Treatment with BMMSCs has anti-inflammatory, tissue regenerative, angiogenic, and immune-stimulating effects. When using as sheets or accumulate, BMMSCs causes the development of neoangiogenesis in damaged skin tissue. Diabetes, a metabolic disorder, can negatively affect many physiological functions, including the process of skin injury repair. This adverse impact may increase the risk of skin surgery. RSF is commonly used in reconstructive surgery. The terminal part of the RSF is often affected by necrosis because impaired blood flow may be impaired, which is exacerbated in diabetes. This study investigated the effect of stem cells, applied as accumulated or cell sheets, along with RSF surgery on skin capillaries in STZ-induced diabetic rats.

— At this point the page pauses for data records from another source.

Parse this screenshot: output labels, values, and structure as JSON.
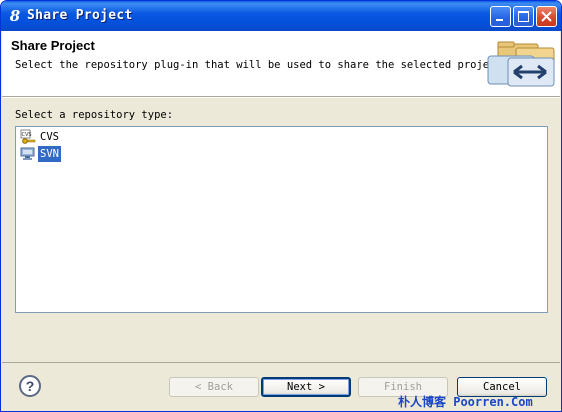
{
  "window": {
    "title": "Share Project",
    "app_icon_glyph": "8",
    "controls": [
      "minimize-icon",
      "maximize-icon",
      "close-icon"
    ]
  },
  "header": {
    "title": "Share Project",
    "description": "Select the repository plug-in that will be used to share the selected project.",
    "image": "share-project-wizard-icon"
  },
  "main": {
    "label": "Select a repository type:",
    "repository_types": [
      {
        "label": "CVS",
        "icon": "cvs-icon",
        "selected": false
      },
      {
        "label": "SVN",
        "icon": "svn-icon",
        "selected": true
      }
    ]
  },
  "buttons": {
    "help": "?",
    "back": "< Back",
    "next": "Next >",
    "finish": "Finish",
    "cancel": "Cancel"
  },
  "watermark": "朴人博客 Poorren.Com",
  "colors": {
    "selection": "#316ac5",
    "titlebar": "#0b5ae3",
    "dialog_bg": "#ece9d8"
  }
}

Thirty male Wistar rats were divided into three groups (n = 10): diabetes-RSF control, diabetes-RSF local applied stem cells (loc-BMMSCs), diabetes-RSF applied stem cells as accumulated or cell sheets (ac-BMMSCs). Two weeks after the STZ injection, RSF surgery and stem cell therapy (6 × 109) were carried out (day zero). Furthermore, stereological methods were used to investigate the capillary patterns among groups. Anti-CD31/PCAM1 immunohistochemistry was also used for further confirmation of changes in capillary parameters.
The results demonstrated that capillaries were protected by MSC sheets in the flap tissue, and the thickness of the epidermal layer was improved, indicationg the possible benefitialeffects of MSC sheets on diabetic wound treatment.
Stem cells, as ac-BMMSCs, may decrease the levels of wound healing complications in diabetes and can be considered as a cell therapy option in such conditions.